Different experiences
After playing the Physical Changes set for so long on my own, and even getting used to hearing the addition of Jim Schoenecker and David Bailey in a live setting, I was not at all prepared for what I heard last Saturday at the Hideout in Chicago. Joined by Fred Lonberg-Holm and Dan Burke, we tried out the loudest part for the sound check. It was devastating. I couldn’t hear the cue tape for my changes, and besides, I wondered if any audience would be able to endure such bombast for the entire set. It was really overwhelming.
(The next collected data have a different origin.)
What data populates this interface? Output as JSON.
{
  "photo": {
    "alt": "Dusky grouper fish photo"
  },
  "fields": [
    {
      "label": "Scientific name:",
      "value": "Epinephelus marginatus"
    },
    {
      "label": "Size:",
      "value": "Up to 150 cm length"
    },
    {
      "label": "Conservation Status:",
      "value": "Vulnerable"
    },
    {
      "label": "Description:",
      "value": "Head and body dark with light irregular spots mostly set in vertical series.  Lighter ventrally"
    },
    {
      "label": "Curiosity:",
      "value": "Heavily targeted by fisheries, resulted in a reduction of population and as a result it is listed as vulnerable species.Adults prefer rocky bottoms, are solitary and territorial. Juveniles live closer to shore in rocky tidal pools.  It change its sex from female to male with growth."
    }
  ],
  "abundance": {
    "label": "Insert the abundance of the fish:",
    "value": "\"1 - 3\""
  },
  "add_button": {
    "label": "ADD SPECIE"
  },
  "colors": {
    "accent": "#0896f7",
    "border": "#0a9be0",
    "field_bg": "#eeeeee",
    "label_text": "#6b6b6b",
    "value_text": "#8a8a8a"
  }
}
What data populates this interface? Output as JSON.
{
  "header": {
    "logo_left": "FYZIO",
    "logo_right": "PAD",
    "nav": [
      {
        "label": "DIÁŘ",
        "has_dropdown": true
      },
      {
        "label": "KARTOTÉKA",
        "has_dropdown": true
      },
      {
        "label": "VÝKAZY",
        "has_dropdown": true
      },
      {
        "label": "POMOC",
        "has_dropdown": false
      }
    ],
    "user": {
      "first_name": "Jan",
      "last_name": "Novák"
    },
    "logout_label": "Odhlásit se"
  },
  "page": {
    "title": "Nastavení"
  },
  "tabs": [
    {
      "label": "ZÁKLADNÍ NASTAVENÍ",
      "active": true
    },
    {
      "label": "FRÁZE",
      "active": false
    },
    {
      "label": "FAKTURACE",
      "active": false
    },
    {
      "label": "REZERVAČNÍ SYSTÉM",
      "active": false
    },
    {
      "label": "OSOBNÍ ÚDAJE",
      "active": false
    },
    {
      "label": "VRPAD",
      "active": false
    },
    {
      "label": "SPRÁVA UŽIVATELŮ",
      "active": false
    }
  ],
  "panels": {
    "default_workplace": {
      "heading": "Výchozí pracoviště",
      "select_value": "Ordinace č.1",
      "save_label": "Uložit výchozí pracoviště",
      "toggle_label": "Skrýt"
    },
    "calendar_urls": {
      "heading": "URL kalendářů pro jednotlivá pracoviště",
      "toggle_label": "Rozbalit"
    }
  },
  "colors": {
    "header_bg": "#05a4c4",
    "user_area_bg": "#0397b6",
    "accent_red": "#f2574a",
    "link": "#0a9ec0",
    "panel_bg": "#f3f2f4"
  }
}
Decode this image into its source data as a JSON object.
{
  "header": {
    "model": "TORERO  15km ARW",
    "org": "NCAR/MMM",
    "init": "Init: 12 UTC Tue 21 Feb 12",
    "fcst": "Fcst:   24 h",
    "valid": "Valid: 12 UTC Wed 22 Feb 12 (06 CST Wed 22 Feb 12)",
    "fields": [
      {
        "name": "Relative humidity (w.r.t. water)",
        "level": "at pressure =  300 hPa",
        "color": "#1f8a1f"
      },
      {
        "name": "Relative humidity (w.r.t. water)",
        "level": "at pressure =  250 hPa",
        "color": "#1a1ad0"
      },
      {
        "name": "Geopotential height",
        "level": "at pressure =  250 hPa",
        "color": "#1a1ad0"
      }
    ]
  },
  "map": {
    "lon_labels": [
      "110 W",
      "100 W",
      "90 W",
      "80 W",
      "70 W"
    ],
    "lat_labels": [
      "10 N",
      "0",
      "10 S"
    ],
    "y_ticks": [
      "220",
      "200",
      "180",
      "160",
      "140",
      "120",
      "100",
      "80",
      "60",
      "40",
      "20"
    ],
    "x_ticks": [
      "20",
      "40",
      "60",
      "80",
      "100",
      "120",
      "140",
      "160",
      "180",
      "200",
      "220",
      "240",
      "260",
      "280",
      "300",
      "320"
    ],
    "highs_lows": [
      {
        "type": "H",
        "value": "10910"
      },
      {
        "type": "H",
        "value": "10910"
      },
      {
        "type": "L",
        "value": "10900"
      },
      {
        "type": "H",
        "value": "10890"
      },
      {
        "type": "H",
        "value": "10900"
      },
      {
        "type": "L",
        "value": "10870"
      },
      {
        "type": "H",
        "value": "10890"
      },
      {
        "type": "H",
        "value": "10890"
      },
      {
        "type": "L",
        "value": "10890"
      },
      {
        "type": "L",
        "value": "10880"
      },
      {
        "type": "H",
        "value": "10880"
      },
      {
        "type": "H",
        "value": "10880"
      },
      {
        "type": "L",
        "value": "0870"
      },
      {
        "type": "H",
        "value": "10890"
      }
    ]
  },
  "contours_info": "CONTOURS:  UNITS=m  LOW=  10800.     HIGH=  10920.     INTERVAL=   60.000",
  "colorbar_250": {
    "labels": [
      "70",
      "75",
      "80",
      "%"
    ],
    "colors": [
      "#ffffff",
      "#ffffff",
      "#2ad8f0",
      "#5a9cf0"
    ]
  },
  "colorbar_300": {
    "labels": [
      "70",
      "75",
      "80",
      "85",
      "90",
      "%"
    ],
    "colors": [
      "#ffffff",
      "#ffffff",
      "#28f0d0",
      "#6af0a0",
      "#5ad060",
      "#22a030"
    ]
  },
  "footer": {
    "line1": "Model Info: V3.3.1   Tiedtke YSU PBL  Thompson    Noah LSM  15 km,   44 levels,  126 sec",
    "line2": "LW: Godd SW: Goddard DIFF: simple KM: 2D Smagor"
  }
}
When it came time to play the set, we eased more naturally into the progressions and changes of the piece, which allowed a few things to happen. I heard things I hadn’t heard before, in obvious ways, but then, as the piece grew, and I had to visually look at the tape progression to guess at change times, a new experience happened. The piece had changed from this metallic/frequency based piece (from the ring of cymbals and rhythm of drums) to a very charged electric piece, with strange, barely discernable electronic glitches, swooshes, strange melodies, and screaming undefinable tones. It was, to say the least, surreal. I found a comfort zone, and realizing the drums were far from the focus of the piece, began to vary the degree of things being struck, which created this sort of sub-texture that bubbled beneath the surface of the chaos, rising and falling, moving the piece in a linear crawl toward some undetermined (and potentially, it seemed, never) ending. The piece had changed yet again. Thanks to Dan and Fred and their incredible listening and playing for making this possible.
This experience was a great warm-up to what’s sure to happen again in NYC and Cincinnati.